Je suis partie quatre jours "entre parenthèses", vous ne pouvez pas imaginer comme il est bon d’être entre parenthèses, sans téléphone, et sans famille dans un calme absolu.
C’était vraiment une belle parenthèse, dans le Lubéron, où j’accompagnais une amie qui allait cueillir ses olives. Non, je ne dirais pas son nom, car vous voudriez tous aller avec elle cueillir des olives l’année prochaine…Oui, j’ai des amies qui cueillent leurs olives pour avoir leur huile d’olive pour l’été. Le séjour a bien commencé par le TGV qui roule à 300km/heures sans trous d’air, ni décollage dans le brouillard.

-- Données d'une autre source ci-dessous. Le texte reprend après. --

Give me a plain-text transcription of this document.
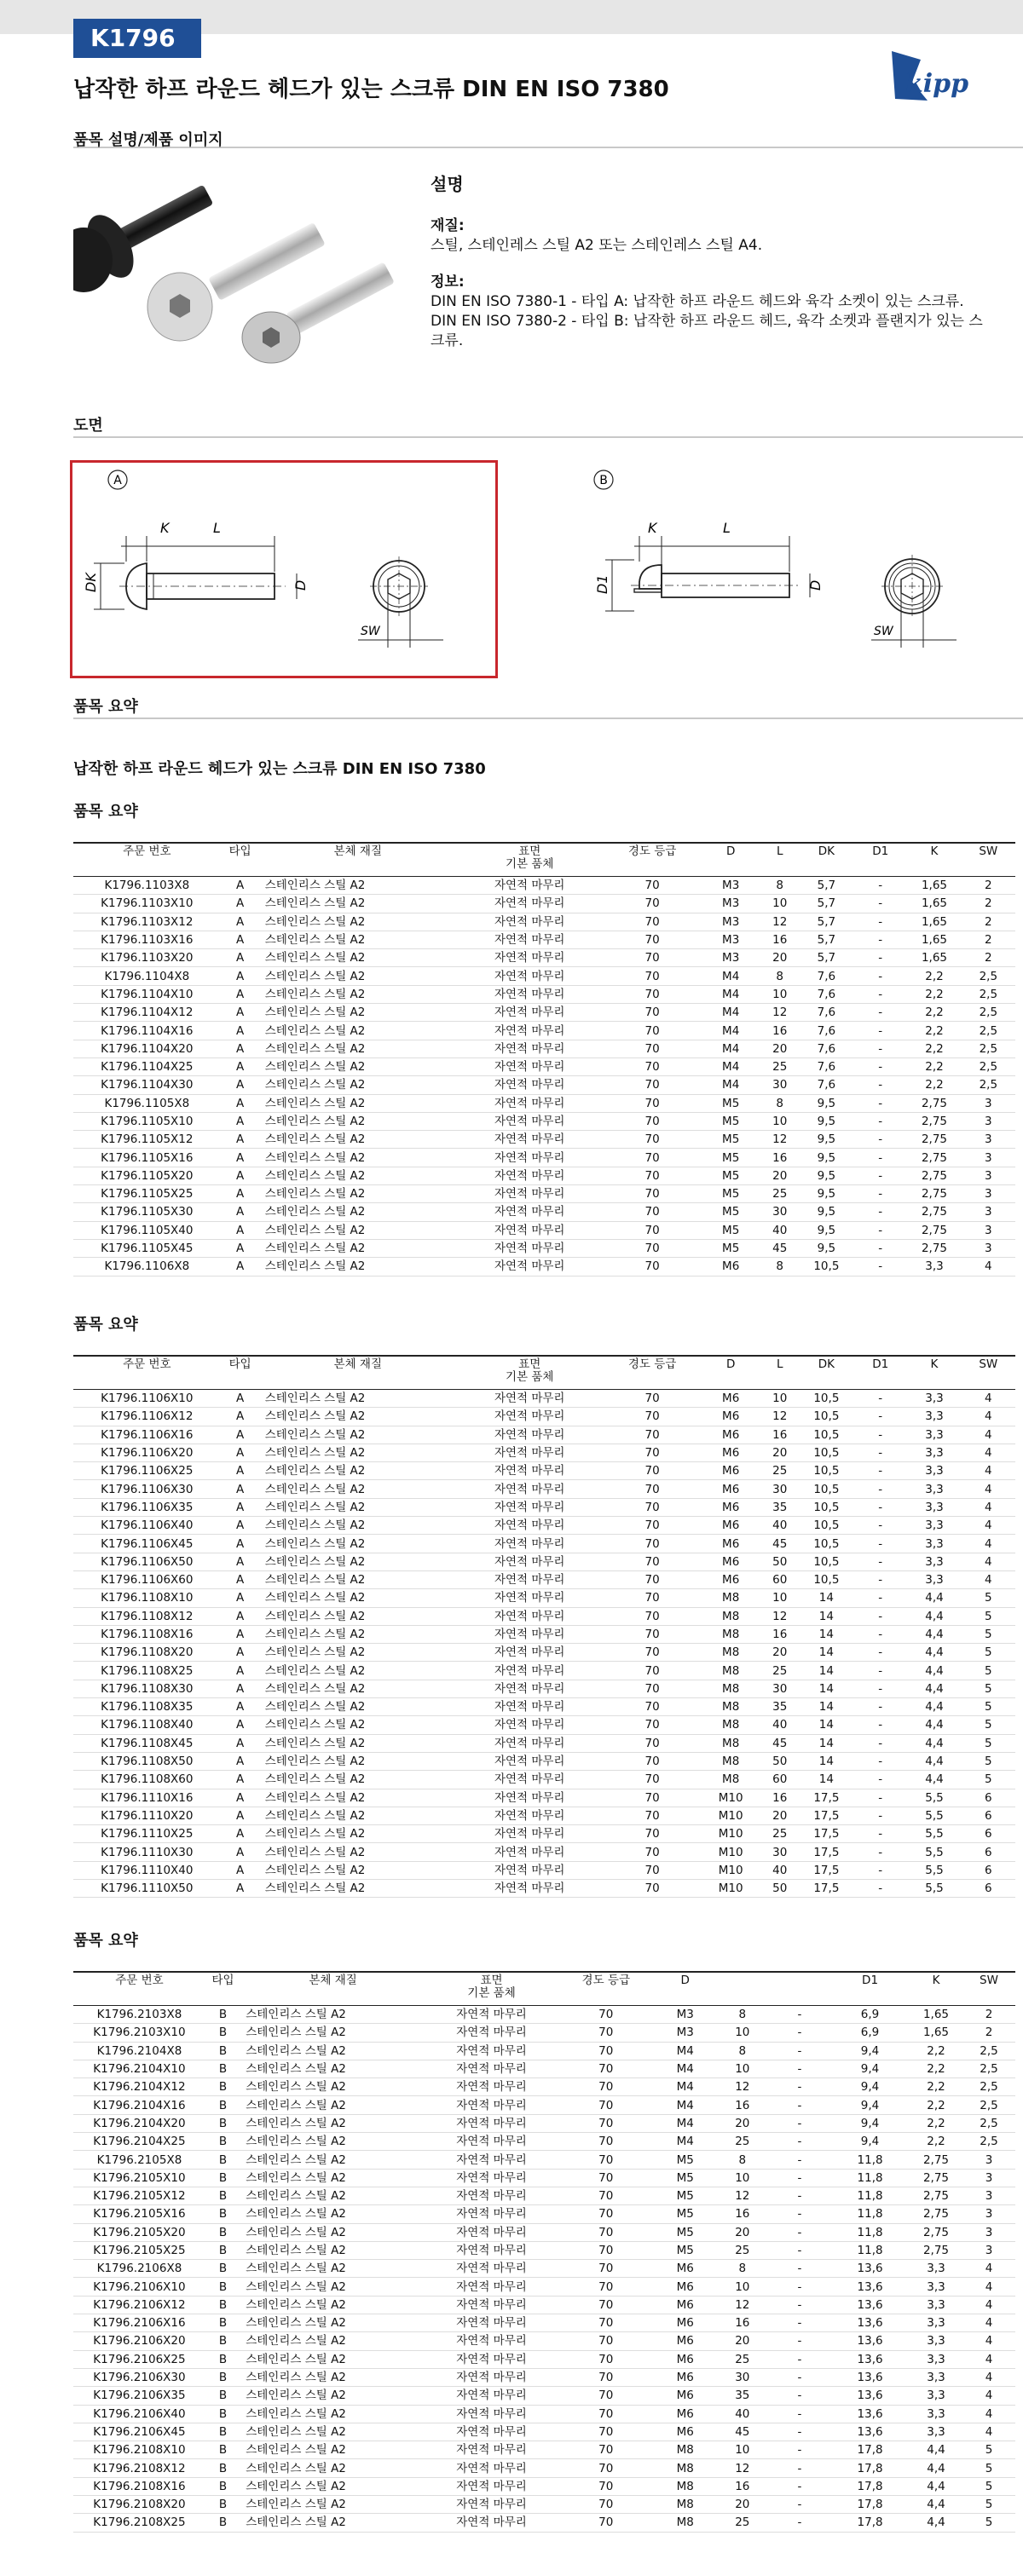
K1796
납작한 하프 라운드 헤드가 있는 스크류 DIN EN ISO 7380	kipp
품목 설명/제품 이미지

설명

재질:

스틸, 스테인레스 스틸 A2 또는 스테인레스 스틸 A4.

정보:

DIN EN ISO 7380-1 - 타입 A: 납작한 하프 라운드 헤드와 육각 소켓이 있는 스크류.

DIN EN ISO 7380-2 - 타입 B: 납작한 하프 라운드 헤드, 육각 소켓과 플랜지가 있는 스크류.

도면
A
K	L
DK	D
SW
B
K	L
D1	D
SW
품목 요약
납작한 하프 라운드 헤드가 있는 스크류 DIN EN ISO 7380
품목 요약
주문 번호	타입	본체 재질	표면
기본 품체	경도 등급	D	L	DK	D1	K	SW
K1796.1103X8	A	스테인리스 스틸 A2	자연적 마무리	70	M3	8	5,7	-	1,65	2
K1796.1103X10	A	스테인리스 스틸 A2	자연적 마무리	70	M3	10	5,7	-	1,65	2
K1796.1103X12	A	스테인리스 스틸 A2	자연적 마무리	70	M3	12	5,7	-	1,65	2
K1796.1103X16	A	스테인리스 스틸 A2	자연적 마무리	70	M3	16	5,7	-	1,65	2
K1796.1103X20	A	스테인리스 스틸 A2	자연적 마무리	70	M3	20	5,7	-	1,65	2
K1796.1104X8	A	스테인리스 스틸 A2	자연적 마무리	70	M4	8	7,6	-	2,2	2,5
K1796.1104X10	A	스테인리스 스틸 A2	자연적 마무리	70	M4	10	7,6	-	2,2	2,5
K1796.1104X12	A	스테인리스 스틸 A2	자연적 마무리	70	M4	12	7,6	-	2,2	2,5
K1796.1104X16	A	스테인리스 스틸 A2	자연적 마무리	70	M4	16	7,6	-	2,2	2,5
K1796.1104X20	A	스테인리스 스틸 A2	자연적 마무리	70	M4	20	7,6	-	2,2	2,5
K1796.1104X25	A	스테인리스 스틸 A2	자연적 마무리	70	M4	25	7,6	-	2,2	2,5
K1796.1104X30	A	스테인리스 스틸 A2	자연적 마무리	70	M4	30	7,6	-	2,2	2,5
K1796.1105X8	A	스테인리스 스틸 A2	자연적 마무리	70	M5	8	9,5	-	2,75	3
K1796.1105X10	A	스테인리스 스틸 A2	자연적 마무리	70	M5	10	9,5	-	2,75	3
K1796.1105X12	A	스테인리스 스틸 A2	자연적 마무리	70	M5	12	9,5	-	2,75	3
K1796.1105X16	A	스테인리스 스틸 A2	자연적 마무리	70	M5	16	9,5	-	2,75	3
K1796.1105X20	A	스테인리스 스틸 A2	자연적 마무리	70	M5	20	9,5	-	2,75	3
K1796.1105X25	A	스테인리스 스틸 A2	자연적 마무리	70	M5	25	9,5	-	2,75	3
K1796.1105X30	A	스테인리스 스틸 A2	자연적 마무리	70	M5	30	9,5	-	2,75	3
K1796.1105X40	A	스테인리스 스틸 A2	자연적 마무리	70	M5	40	9,5	-	2,75	3
K1796.1105X45	A	스테인리스 스틸 A2	자연적 마무리	70	M5	45	9,5	-	2,75	3
K1796.1106X8	A	스테인리스 스틸 A2	자연적 마무리	70	M6	8	10,5	-	3,3	4
품목 요약
주문 번호	타입	본체 재질	표면
기본 품체	경도 등급	D	L	DK	D1	K	SW
K1796.1106X10	A	스테인리스 스틸 A2	자연적 마무리	70	M6	10	10,5	-	3,3	4
K1796.1106X12	A	스테인리스 스틸 A2	자연적 마무리	70	M6	12	10,5	-	3,3	4
K1796.1106X16	A	스테인리스 스틸 A2	자연적 마무리	70	M6	16	10,5	-	3,3	4
K1796.1106X20	A	스테인리스 스틸 A2	자연적 마무리	70	M6	20	10,5	-	3,3	4
K1796.1106X25	A	스테인리스 스틸 A2	자연적 마무리	70	M6	25	10,5	-	3,3	4
K1796.1106X30	A	스테인리스 스틸 A2	자연적 마무리	70	M6	30	10,5	-	3,3	4
K1796.1106X35	A	스테인리스 스틸 A2	자연적 마무리	70	M6	35	10,5	-	3,3	4
K1796.1106X40	A	스테인리스 스틸 A2	자연적 마무리	70	M6	40	10,5	-	3,3	4
K1796.1106X45	A	스테인리스 스틸 A2	자연적 마무리	70	M6	45	10,5	-	3,3	4
K1796.1106X50	A	스테인리스 스틸 A2	자연적 마무리	70	M6	50	10,5	-	3,3	4
K1796.1106X60	A	스테인리스 스틸 A2	자연적 마무리	70	M6	60	10,5	-	3,3	4
K1796.1108X10	A	스테인리스 스틸 A2	자연적 마무리	70	M8	10	14	-	4,4	5
K1796.1108X12	A	스테인리스 스틸 A2	자연적 마무리	70	M8	12	14	-	4,4	5
K1796.1108X16	A	스테인리스 스틸 A2	자연적 마무리	70	M8	16	14	-	4,4	5
K1796.1108X20	A	스테인리스 스틸 A2	자연적 마무리	70	M8	20	14	-	4,4	5
K1796.1108X25	A	스테인리스 스틸 A2	자연적 마무리	70	M8	25	14	-	4,4	5
K1796.1108X30	A	스테인리스 스틸 A2	자연적 마무리	70	M8	30	14	-	4,4	5
K1796.1108X35	A	스테인리스 스틸 A2	자연적 마무리	70	M8	35	14	-	4,4	5
K1796.1108X40	A	스테인리스 스틸 A2	자연적 마무리	70	M8	40	14	-	4,4	5
K1796.1108X45	A	스테인리스 스틸 A2	자연적 마무리	70	M8	45	14	-	4,4	5
K1796.1108X50	A	스테인리스 스틸 A2	자연적 마무리	70	M8	50	14	-	4,4	5
K1796.1108X60	A	스테인리스 스틸 A2	자연적 마무리	70	M8	60	14	-	4,4	5
K1796.1110X16	A	스테인리스 스틸 A2	자연적 마무리	70	M10	16	17,5	-	5,5	6
K1796.1110X20	A	스테인리스 스틸 A2	자연적 마무리	70	M10	20	17,5	-	5,5	6
K1796.1110X25	A	스테인리스 스틸 A2	자연적 마무리	70	M10	25	17,5	-	5,5	6
K1796.1110X30	A	스테인리스 스틸 A2	자연적 마무리	70	M10	30	17,5	-	5,5	6
K1796.1110X40	A	스테인리스 스틸 A2	자연적 마무리	70	M10	40	17,5	-	5,5	6
K1796.1110X50	A	스테인리스 스틸 A2	자연적 마무리	70	M10	50	17,5	-	5,5	6
품목 요약
주문 번호	타입	본체 재질	표면
기본 품체	경도 등급	D			D1	K	SW
K1796.2103X8	B	스테인리스 스틸 A2	자연적 마무리	70	M3	8	-	6,9	1,65	2
K1796.2103X10	B	스테인리스 스틸 A2	자연적 마무리	70	M3	10	-	6,9	1,65	2
K1796.2104X8	B	스테인리스 스틸 A2	자연적 마무리	70	M4	8	-	9,4	2,2	2,5
K1796.2104X10	B	스테인리스 스틸 A2	자연적 마무리	70	M4	10	-	9,4	2,2	2,5
K1796.2104X12	B	스테인리스 스틸 A2	자연적 마무리	70	M4	12	-	9,4	2,2	2,5
K1796.2104X16	B	스테인리스 스틸 A2	자연적 마무리	70	M4	16	-	9,4	2,2	2,5
K1796.2104X20	B	스테인리스 스틸 A2	자연적 마무리	70	M4	20	-	9,4	2,2	2,5
K1796.2104X25	B	스테인리스 스틸 A2	자연적 마무리	70	M4	25	-	9,4	2,2	2,5
K1796.2105X8	B	스테인리스 스틸 A2	자연적 마무리	70	M5	8	-	11,8	2,75	3
K1796.2105X10	B	스테인리스 스틸 A2	자연적 마무리	70	M5	10	-	11,8	2,75	3
K1796.2105X12	B	스테인리스 스틸 A2	자연적 마무리	70	M5	12	-	11,8	2,75	3
K1796.2105X16	B	스테인리스 스틸 A2	자연적 마무리	70	M5	16	-	11,8	2,75	3
K1796.2105X20	B	스테인리스 스틸 A2	자연적 마무리	70	M5	20	-	11,8	2,75	3
K1796.2105X25	B	스테인리스 스틸 A2	자연적 마무리	70	M5	25	-	11,8	2,75	3
K1796.2106X8	B	스테인리스 스틸 A2	자연적 마무리	70	M6	8	-	13,6	3,3	4
K1796.2106X10	B	스테인리스 스틸 A2	자연적 마무리	70	M6	10	-	13,6	3,3	4
K1796.2106X12	B	스테인리스 스틸 A2	자연적 마무리	70	M6	12	-	13,6	3,3	4
K1796.2106X16	B	스테인리스 스틸 A2	자연적 마무리	70	M6	16	-	13,6	3,3	4
K1796.2106X20	B	스테인리스 스틸 A2	자연적 마무리	70	M6	20	-	13,6	3,3	4
K1796.2106X25	B	스테인리스 스틸 A2	자연적 마무리	70	M6	25	-	13,6	3,3	4
K1796.2106X30	B	스테인리스 스틸 A2	자연적 마무리	70	M6	30	-	13,6	3,3	4
K1796.2106X35	B	스테인리스 스틸 A2	자연적 마무리	70	M6	35	-	13,6	3,3	4
K1796.2106X40	B	스테인리스 스틸 A2	자연적 마무리	70	M6	40	-	13,6	3,3	4
K1796.2106X45	B	스테인리스 스틸 A2	자연적 마무리	70	M6	45	-	13,6	3,3	4
K1796.2108X10	B	스테인리스 스틸 A2	자연적 마무리	70	M8	10	-	17,8	4,4	5
K1796.2108X12	B	스테인리스 스틸 A2	자연적 마무리	70	M8	12	-	17,8	4,4	5
K1796.2108X16	B	스테인리스 스틸 A2	자연적 마무리	70	M8	16	-	17,8	4,4	5
K1796.2108X20	B	스테인리스 스틸 A2	자연적 마무리	70	M8	20	-	17,8	4,4	5
K1796.2108X25	B	스테인리스 스틸 A2	자연적 마무리	70	M8	25	-	17,8	4,4	5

J’adore le train, je vais toujours faire un tour au bar, boire un café en regardant défiler le paysage et j’espère toujours que dans la semaine suivante, il y aura une annonce dans Libé ainsi libellée; " Vous, belle femme blonde rêveuse, jean, pull à col roulé noir, collier rouge, boots noires, moi, grand jeune homme brun, jean, cachemire gris, je vous ai aidée à rattraper votre tasse au wagon bar du TGV 6173, le 28/11, vous m’avez remercié avec un sourire adorable et vous êtes descendue à Avignon. Qui vous attendait là-bas ? J’ y ai pensé jusqu’à Marseille…Répondre SVP à wagon-bar/TGV@noos.fr…" Ben quoi, on peut toujours rêver !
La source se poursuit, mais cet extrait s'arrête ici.